Publié le 2024-05-03 14:35:00. L’Irlande voit une part croissante de ses recettes fiscales sur les sociétés concentrée entre les mains de quelques multinationales, suscitant des interrogations sur la pérennité de ce modèle économique. Selon le Conseil consultatif fiscal irlandais, trois entreprises représentent à elles seules près de la moitié de l’impôt sur les sociétés perçu par l’État.
- En 2024, ces trois entreprises ont versé environ 13 milliards d’euros, soit 46 % de l’impôt sur les sociétés irlandais.
- Apple, Microsoft et le groupe pharmaceutique Eli Lilly sont pointés du doigt comme les principaux contributeurs à cette concentration.
- Les recettes de l’impôt sur les sociétés ont presque doublé entre 2021 et 2024, même en excluant les paiements d’arriérés d’impôts d’Apple.

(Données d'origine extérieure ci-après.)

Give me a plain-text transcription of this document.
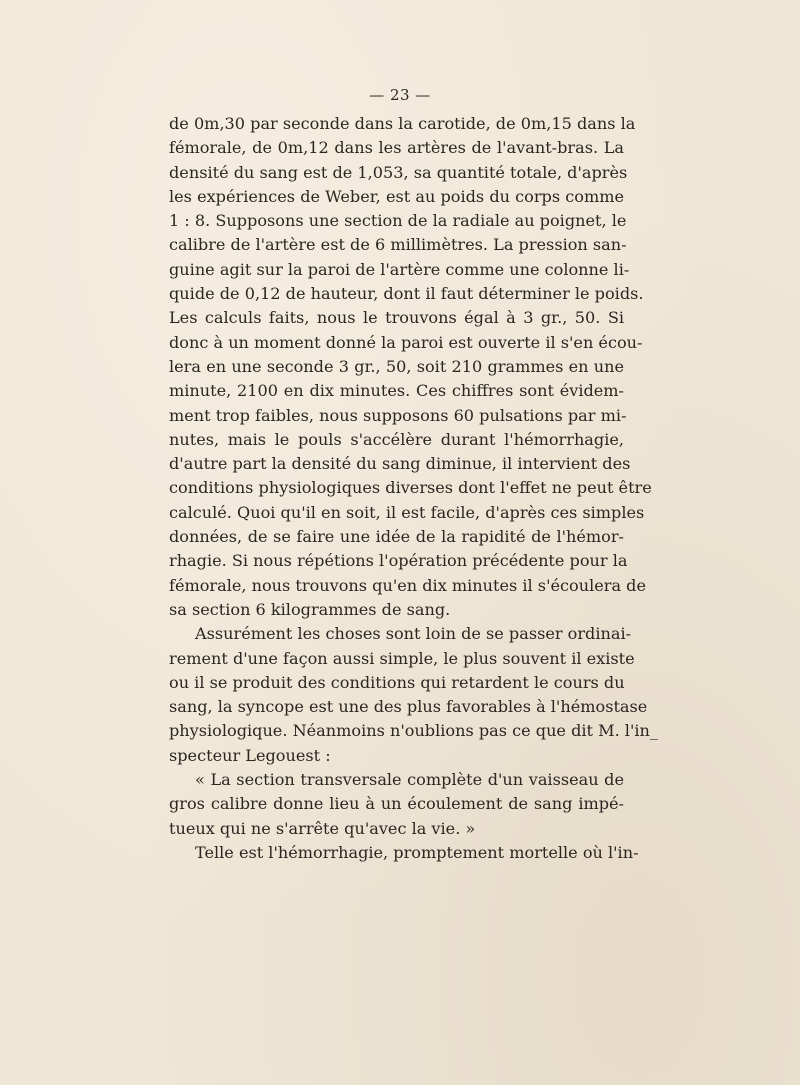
— 23 —
de 0m,30 par seconde dans la carotide, de 0m,15 dans la
fémorale, de 0m,12 dans les artères de l'avant-bras. La
densité du sang est de 1,053, sa quantité totale, d'après
les expériences de Weber, est au poids du corps comme
1 : 8. Supposons une section de la radiale au poignet, le
calibre de l'artère est de 6 millimètres. La pression san-
guine agit sur la paroi de l'artère comme une colonne li-
quide de 0,12 de hauteur, dont il faut déterminer le poids.
Les calculs faits, nous le trouvons égal à 3 gr., 50. Si
donc à un moment donné la paroi est ouverte il s'en écou-
lera en une seconde 3 gr., 50, soit 210 grammes en une
minute, 2100 en dix minutes. Ces chiffres sont évidem-
ment trop faibles, nous supposons 60 pulsations par mi-
nutes, mais le pouls s'accélère durant l'hémorrhagie,
d'autre part la densité du sang diminue, il intervient des
conditions physiologiques diverses dont l'effet ne peut être
calculé. Quoi qu'il en soit, il est facile, d'après ces simples
données, de se faire une idée de la rapidité de l'hémor-
rhagie. Si nous répétions l'opération précédente pour la
fémorale, nous trouvons qu'en dix minutes il s'écoulera de
sa section 6 kilogrammes de sang.
Assurément les choses sont loin de se passer ordinai-
rement d'une façon aussi simple, le plus souvent il existe
ou il se produit des conditions qui retardent le cours du
sang, la syncope est une des plus favorables à l'hémostase
physiologique. Néanmoins n'oublions pas ce que dit M. l'in_
specteur Legouest :
« La section transversale complète d'un vaisseau de
gros calibre donne lieu à un écoulement de sang impé-
tueux qui ne s'arrête qu'avec la vie. »
Telle est l'hémorrhagie, promptement mortelle où l'in-
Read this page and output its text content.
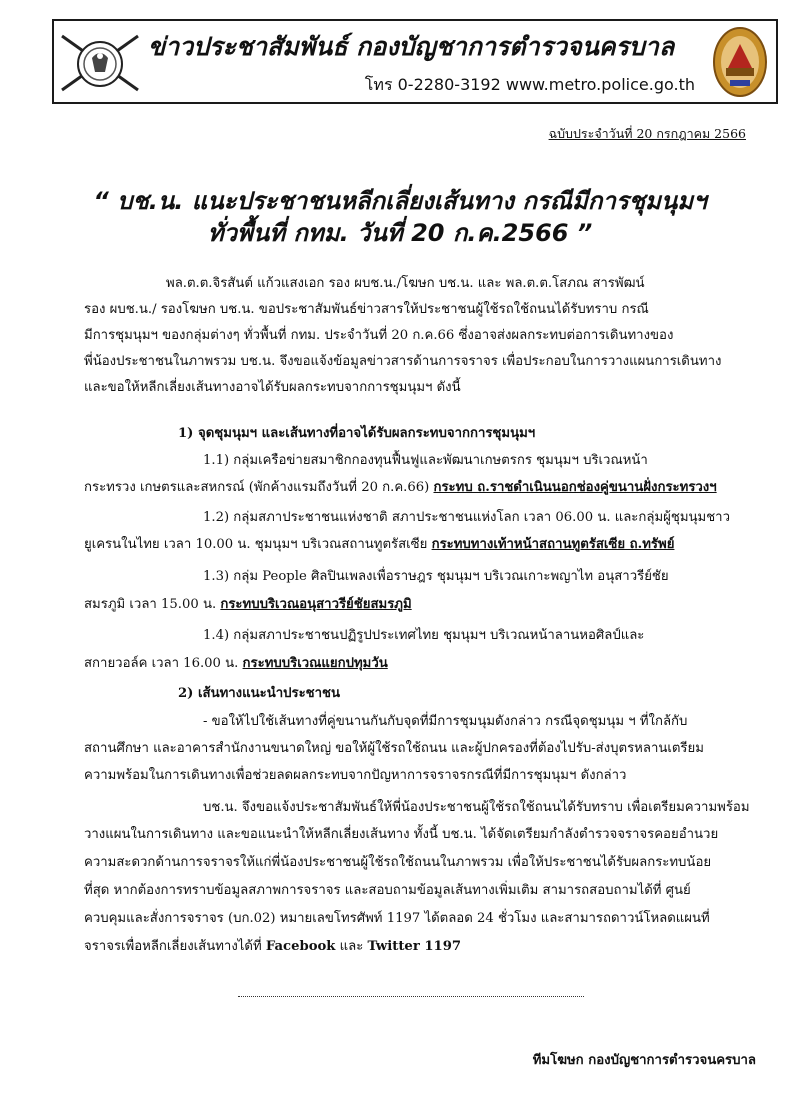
ข่าวประชาสัมพันธ์ กองบัญชาการตำรวจนครบาล
โทร 0-2280-3192 www.metro.police.go.th
ฉบับประจำวันที่ 20 กรกฎาคม 2566
“ บช.น. แนะประชาชนหลีกเลี่ยงเส้นทาง กรณีมีการชุมนุมฯ
ทั่วพื้นที่ กทม. วันที่ 20 ก.ค.2566 ”
พล.ต.ต.จิรสันต์ แก้วแสงเอก รอง ผบช.น./โฆษก บช.น. และ พล.ต.ต.โสภณ สารพัฒน์
รอง ผบช.น./ รองโฆษก บช.น. ขอประชาสัมพันธ์ข่าวสารให้ประชาชนผู้ใช้รถใช้ถนนได้รับทราบ กรณี
มีการชุมนุมฯ ของกลุ่มต่างๆ ทั่วพื้นที่ กทม. ประจำวันที่ 20 ก.ค.66 ซึ่งอาจส่งผลกระทบต่อการเดินทางของ
พี่น้องประชาชนในภาพรวม บช.น. จึงขอแจ้งข้อมูลข่าวสารด้านการจราจร เพื่อประกอบในการวางแผนการเดินทาง
และขอให้หลีกเลี่ยงเส้นทางอาจได้รับผลกระทบจากการชุมนุมฯ ดังนี้
1) จุดชุมนุมฯ และเส้นทางที่อาจได้รับผลกระทบจากการชุมนุมฯ
1.1) กลุ่มเครือข่ายสมาชิกกองทุนฟื้นฟูและพัฒนาเกษตรกร ชุมนุมฯ บริเวณหน้า
กระทรวง เกษตรและสหกรณ์ (พักค้างแรมถึงวันที่ 20 ก.ค.66) กระทบ ถ.ราชดำเนินนอกช่องคู่ขนานฝั่งกระทรวงฯ
1.2) กลุ่มสภาประชาชนแห่งชาติ สภาประชาชนแห่งโลก เวลา 06.00 น. และกลุ่มผู้ชุมนุมชาว
ยูเครนในไทย เวลา 10.00 น. ชุมนุมฯ บริเวณสถานทูตรัสเซีย กระทบทางเท้าหน้าสถานทูตรัสเซีย ถ.ทรัพย์
1.3) กลุ่ม People ศิลปินเพลงเพื่อราษฎร ชุมนุมฯ บริเวณเกาะพญาไท อนุสาวรีย์ชัย
สมรภูมิ เวลา 15.00 น. กระทบบริเวณอนุสาวรีย์ชัยสมรภูมิ
1.4) กลุ่มสภาประชาชนปฏิรูปประเทศไทย ชุมนุมฯ บริเวณหน้าลานหอศิลป์และ
สกายวอล์ค เวลา 16.00 น. กระทบบริเวณแยกปทุมวัน
2) เส้นทางแนะนำประชาชน
- ขอให้ไปใช้เส้นทางที่คู่ขนานกันกับจุดที่มีการชุมนุมดังกล่าว กรณีจุดชุมนุม ฯ ที่ใกล้กับ
สถานศึกษา และอาคารสำนักงานขนาดใหญ่ ขอให้ผู้ใช้รถใช้ถนน และผู้ปกครองที่ต้องไปรับ-ส่งบุตรหลานเตรียม
ความพร้อมในการเดินทางเพื่อช่วยลดผลกระทบจากปัญหาการจราจรกรณีที่มีการชุมนุมฯ ดังกล่าว
บช.น. จึงขอแจ้งประชาสัมพันธ์ให้พี่น้องประชาชนผู้ใช้รถใช้ถนนได้รับทราบ เพื่อเตรียมความพร้อม
วางแผนในการเดินทาง และขอแนะนำให้หลีกเลี่ยงเส้นทาง ทั้งนี้ บช.น. ได้จัดเตรียมกำลังตำรวจจราจรคอยอำนวย
ความสะดวกด้านการจราจรให้แก่พี่น้องประชาชนผู้ใช้รถใช้ถนนในภาพรวม เพื่อให้ประชาชนได้รับผลกระทบน้อย
ที่สุด หากต้องการทราบข้อมูลสภาพการจราจร และสอบถามข้อมูลเส้นทางเพิ่มเติม สามารถสอบถามได้ที่ ศูนย์
ควบคุมและสั่งการจราจร (บก.02) หมายเลขโทรศัพท์ 1197 ได้ตลอด 24 ชั่วโมง และสามารถดาวน์โหลดแผนที่
จราจรเพื่อหลีกเลี่ยงเส้นทางได้ที่ Facebook และ Twitter 1197
ทีมโฆษก กองบัญชาการตำรวจนครบาล
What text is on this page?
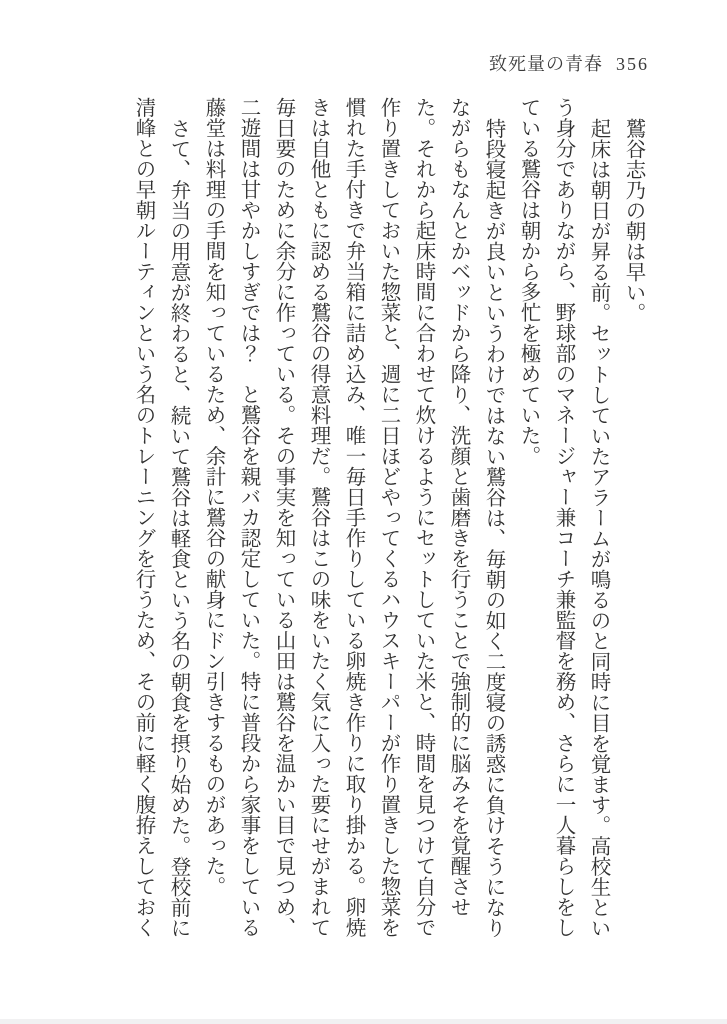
致死量の青春 356

鷲谷志乃の朝は早い。

起床は朝日が昇る前。セットしていたアラームが鳴るのと同時に目を覚ます。高校生という身分でありながら、野球部のマネージャー兼コーチ兼監督を務め、さらに一人暮らしをしている鷲谷は朝から多忙を極めていた。

特段寝起きが良いというわけではない鷲谷は、毎朝の如く二度寝の誘惑に負けそうになりながらもなんとかベッドから降り、洗顔と歯磨きを行うことで強制的に脳みそを覚醒させた。それから起床時間に合わせて炊けるようにセットしていた米と、時間を見つけて自分で作り置きしておいた惣菜と、週に二日ほどやってくるハウスキーパーが作り置きした惣菜を慣れた手付きで弁当箱に詰め込み、唯一毎日手作りしている卵焼き作りに取り掛かる。卵焼きは自他ともに認める鷲谷の得意料理だ。鷲谷はこの味をいたく気に入った要にせがまれて毎日要のために余分に作っている。その事実を知っている山田は鷲谷を温かい目で見つめ、二遊間は甘やかしすぎでは？　と鷲谷を親バカ認定していた。特に普段から家事をしている藤堂は料理の手間を知っているため、余計に鷲谷の献身にドン引きするものがあった。

さて、弁当の用意が終わると、続いて鷲谷は軽食という名の朝食を摂り始めた。登校前に清峰との早朝ルーティンという名のトレーニングを行うため、その前に軽く腹拵えしておく
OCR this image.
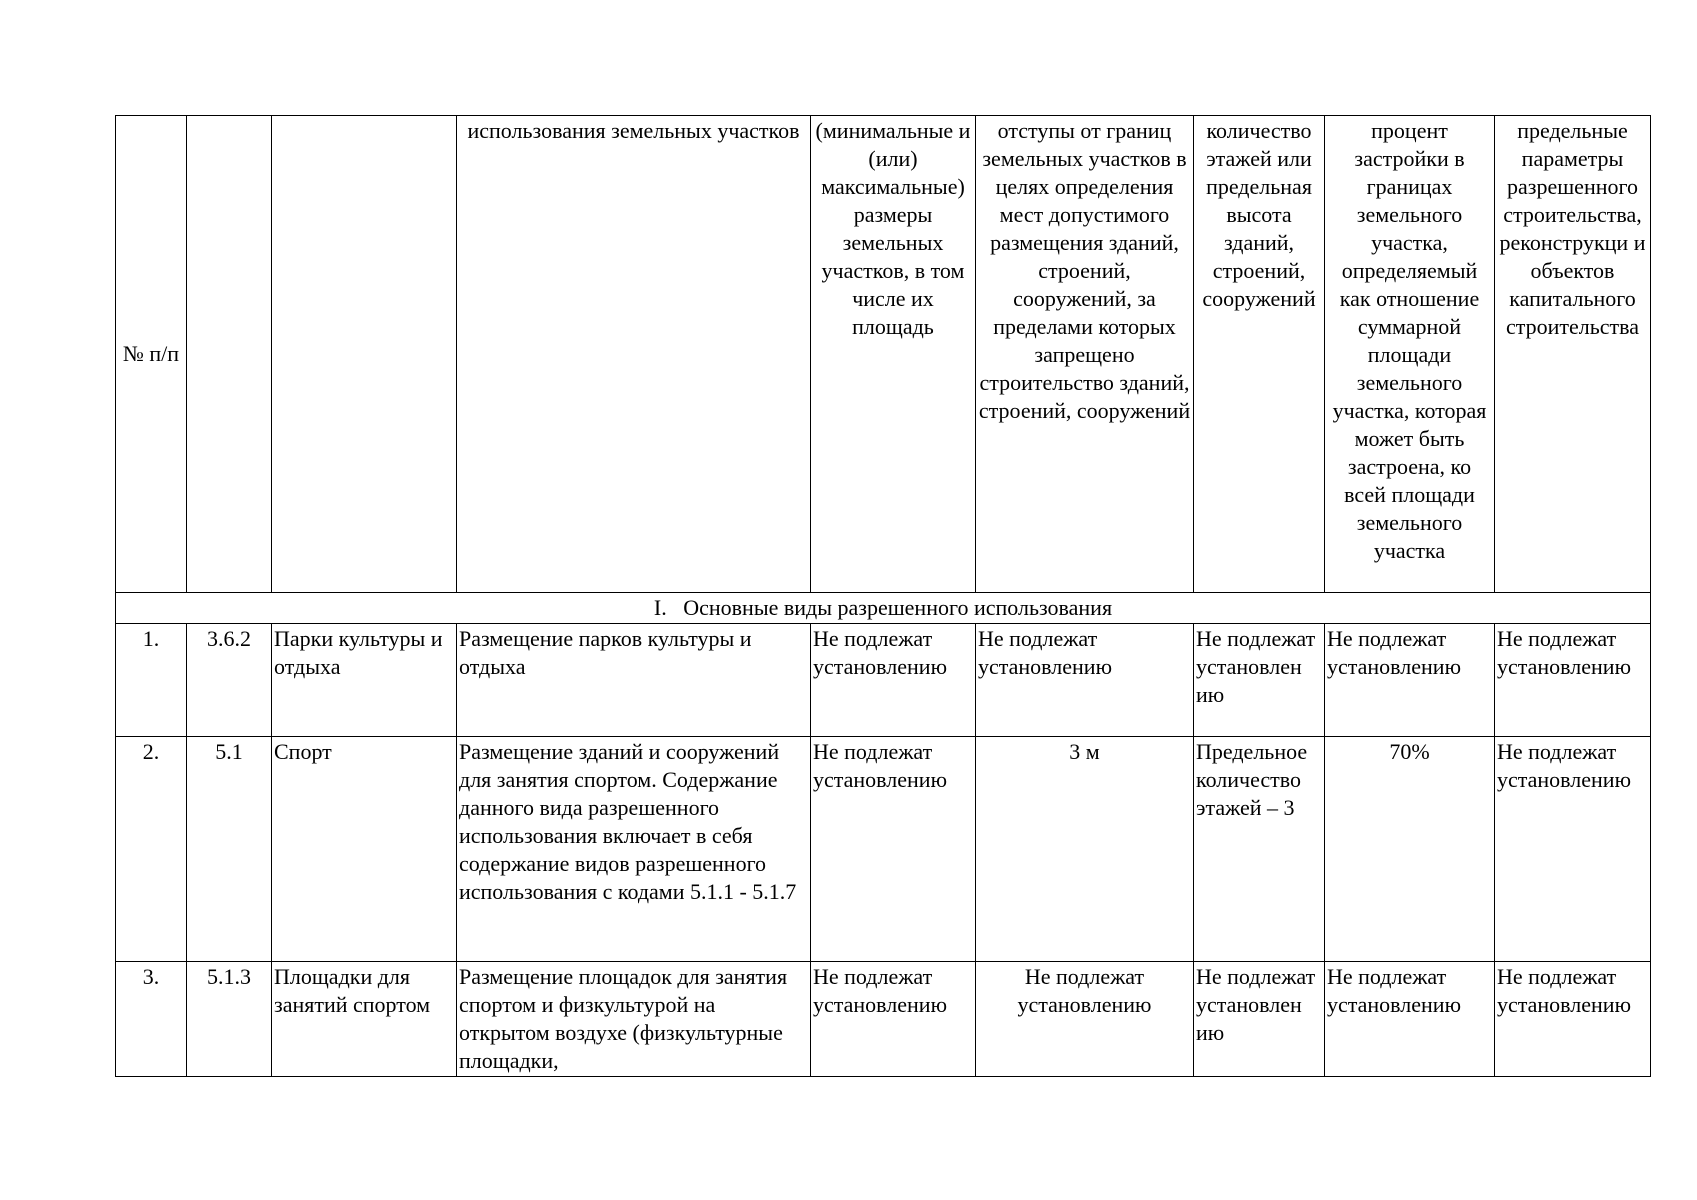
№ п/п			использования земельных участков	(минимальные и (или) максимальные) размеры земельных участков, в том числе их площадь	отступы от границ земельных участков в целях определения мест допустимого размещения зданий, строений, сооружений, за пределами которых запрещено строительство зданий, строений, сооружений	количество этажей или предельная высота зданий, строений, сооружений	процент застройки в границах земельного участка, определяемый как отношение суммарной площади земельного участка, которая может быть застроена, ко всей площади земельного участка	предельные параметры разрешенного строительства, реконструкци и объектов капитального строительства
I.   Основные виды разрешенного использования								
1.	3.6.2	Парки культуры и отдыха	Размещение парков культуры и отдыха	Не подлежат установлению	Не подлежат установлению	Не подлежат установлен ию	Не подлежат установлению	Не подлежат установлению
2.	5.1	Спорт	Размещение зданий и сооружений для занятия спортом. Содержание данного вида разрешенного использования включает в себя содержание видов разрешенного использования с кодами 5.1.1 - 5.1.7	Не подлежат установлению	3 м	Предельное количество этажей – 3	70%	Не подлежат установлению
3.	5.1.3	Площадки для занятий спортом	Размещение площадок для занятия спортом и физкультурой на открытом воздухе (физкультурные площадки,	Не подлежат установлению	Не подлежат установлению	Не подлежат установлен ию	Не подлежат установлению	Не подлежат установлению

La dépendance de l’Irlande à l’égard de l’impôt sur les sociétés versé par un nombre limité de grandes entreprises est de plus en plus visible. Le Conseil consultatif fiscal irlandais (Irish Fiscal Advisory Council – IFAC) a révélé que ces trois multinationales ont contribué à hauteur de 46 % des recettes totales de l’impôt sur les sociétés en 2024, représentant un montant d’environ 13 milliards d’euros. Bien que les noms des entreprises n’aient pas été officiellement divulgués, il s’agirait d’Apple, de Microsoft et du géant pharmaceutique Eli Lilly.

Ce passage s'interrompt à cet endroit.